Background on Colony Collapse Disorder
Alarms were sounded by beekeepers in Europe and the Americas in the early 2000s. They were finding that bees had inexplicably abandoned their hives. The brood was intact, honey was there, but the bees had vanished. This unprecedented behavior, mysterious and alarming, became known as Colony Collapse Disorder.
Colony loss in the United States has been increasing in frequency and magnitude in nearly every state over the past 16–20 years.
Experts now seem to agree that there is no single cause, but a combination of factors, mostly human induced, to account for colony collapse. Among them: loss of habitat and forage, poor nutrition, disease, pesticides, herbicides, weakened queens, drought and temperature changes that affect flowering time, and other effects related to climate change. Poor nutrition means a less vigorous queen, a smaller brood and smaller, weaker hives.
Other stress factors that contribute to bee decline include the now-common practice of hauling hives thousands of miles cross-country to pollinate industrial scale mono-crops, such as the almond groves in California. Because almond trees flower in February when the nectar flows and foraged food supplies are limited, honeybees are often fed sugar, or even high fructose corn syrup to support their activity. In a recent study, ASU’s Ozturk found that bees fed on refined sugars do not thrive as well as bees that feed themselves from a variety of natural floral sources.

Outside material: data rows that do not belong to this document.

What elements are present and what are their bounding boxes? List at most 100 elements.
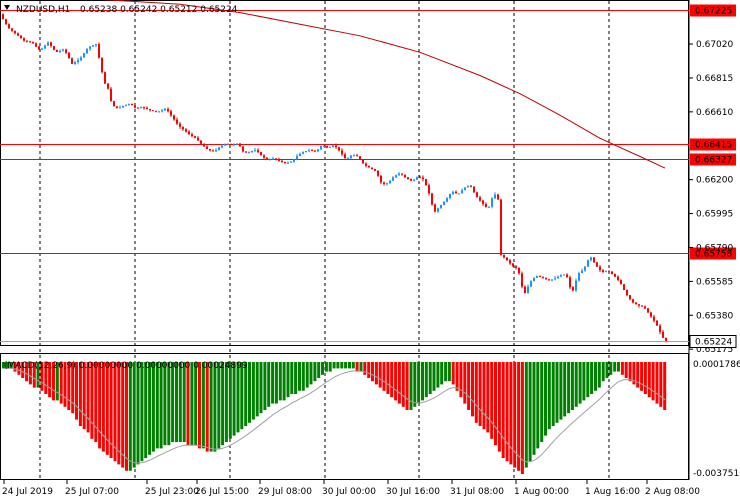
candle-body[interactable] [284, 162, 286, 164]
candle-body[interactable] [266, 157, 268, 160]
candle-body[interactable] [242, 146, 244, 152]
candle-body[interactable] [206, 146, 208, 150]
candle-body[interactable] [41, 48, 43, 50]
candle-body[interactable] [191, 134, 193, 137]
candle-body[interactable] [80, 57, 82, 61]
candle-body[interactable] [320, 146, 322, 150]
candle-body[interactable] [593, 257, 595, 263]
candle-body[interactable] [26, 40, 28, 42]
candle-body[interactable] [62, 49, 64, 51]
candle-body[interactable] [86, 48, 88, 54]
candle-body[interactable] [479, 197, 481, 201]
candle-body[interactable] [635, 302, 637, 305]
candle-body[interactable] [662, 331, 664, 338]
candle-body[interactable] [614, 273, 616, 277]
candle-body[interactable] [383, 182, 385, 185]
candle-body[interactable] [377, 170, 379, 176]
candle-body[interactable] [209, 149, 211, 151]
candle-body[interactable] [602, 270, 604, 272]
candle-body[interactable] [542, 276, 544, 278]
candle-body[interactable] [89, 46, 91, 49]
candle-body[interactable] [440, 205, 442, 209]
candle-body[interactable] [248, 151, 250, 153]
candle-body[interactable] [92, 45, 94, 47]
candle-body[interactable] [29, 41, 31, 43]
candle-body[interactable] [584, 266, 586, 271]
candle-body[interactable] [239, 143, 241, 147]
candle-body[interactable] [146, 107, 148, 109]
candle-body[interactable] [170, 111, 172, 116]
candle-body[interactable] [11, 28, 13, 31]
candle-body[interactable] [443, 201, 445, 206]
candle-body[interactable] [587, 260, 589, 267]
candle-body[interactable] [395, 175, 397, 178]
candle-body[interactable] [548, 279, 550, 281]
candle-body[interactable] [254, 150, 256, 152]
candle-body[interactable] [329, 147, 331, 149]
candle-body[interactable] [521, 273, 523, 287]
candle-body[interactable] [116, 106, 118, 108]
candle-body[interactable] [524, 286, 526, 294]
candle-body[interactable] [626, 289, 628, 296]
candle-body[interactable] [59, 50, 61, 52]
candle-body[interactable] [308, 150, 310, 152]
candle-body[interactable] [44, 45, 46, 49]
candle-body[interactable] [221, 145, 223, 148]
candle-body[interactable] [134, 105, 136, 108]
candle-body[interactable] [65, 49, 67, 53]
candle-body[interactable] [5, 19, 7, 25]
candle-body[interactable] [572, 287, 574, 291]
candle-body[interactable] [665, 337, 667, 342]
candle-body[interactable] [638, 304, 640, 306]
candle-body[interactable] [257, 150, 259, 153]
candle-body[interactable] [446, 198, 448, 202]
candle-body[interactable] [182, 126, 184, 130]
candle-body[interactable] [128, 103, 130, 105]
candle-body[interactable] [599, 266, 601, 271]
candle-body[interactable] [17, 33, 19, 36]
candle-body[interactable] [296, 155, 298, 160]
price-candles[interactable] [2, 13, 667, 343]
candle-body[interactable] [101, 57, 103, 73]
candle-body[interactable] [428, 185, 430, 194]
candle-body[interactable] [578, 273, 580, 281]
candle-body[interactable] [143, 107, 145, 109]
candle-body[interactable] [104, 72, 106, 84]
candle-body[interactable] [653, 316, 655, 321]
candle-body[interactable] [515, 266, 517, 268]
candle-body[interactable] [50, 42, 52, 47]
candle-body[interactable] [20, 35, 22, 39]
candle-body[interactable] [374, 169, 376, 171]
candle-body[interactable] [119, 107, 121, 109]
candle-body[interactable] [179, 123, 181, 127]
candle-body[interactable] [269, 159, 271, 161]
candle-body[interactable] [464, 187, 466, 191]
candle-body[interactable] [455, 191, 457, 194]
candle-body[interactable] [575, 280, 577, 291]
candle-body[interactable] [644, 306, 646, 309]
candle-body[interactable] [8, 24, 10, 29]
candle-body[interactable] [338, 147, 340, 151]
candle-body[interactable] [23, 38, 25, 41]
candle-body[interactable] [437, 208, 439, 212]
candle-body[interactable] [245, 151, 247, 153]
candle-body[interactable] [278, 159, 280, 161]
candle-body[interactable] [500, 199, 502, 255]
candle-body[interactable] [53, 46, 55, 50]
candle-body[interactable] [155, 110, 157, 112]
candle-body[interactable] [410, 179, 412, 181]
candle-body[interactable] [461, 190, 463, 194]
candle-body[interactable] [215, 149, 217, 152]
candle-body[interactable] [467, 185, 469, 188]
candle-body[interactable] [620, 279, 622, 285]
candle-body[interactable] [287, 162, 289, 164]
candle-body[interactable] [14, 30, 16, 34]
price-axis[interactable]: 0.67020 0.66815 0.66610 0.66200 0.65995 0.657… [689, 40, 737, 355]
candle-body[interactable] [113, 101, 115, 107]
candle-body[interactable] [536, 275, 538, 278]
candle-body[interactable] [503, 254, 505, 258]
candle-body[interactable] [452, 191, 454, 194]
candle-body[interactable] [110, 88, 112, 102]
candle-body[interactable] [326, 146, 328, 148]
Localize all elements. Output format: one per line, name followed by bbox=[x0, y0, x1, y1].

75% of the crop species that provide 90% of the food worldwide depend upon pollination by honeybees. Considered from another perspective, most all flowering plants cannot survive without pollination by bees.
As author Michael Pollen says, “Bees are the legs of plants.” They enable otherwise immobile plants to cross-fertilize, keeping the genetics strong and adaptable. “It is a miraculous co-evolutionary relationship.”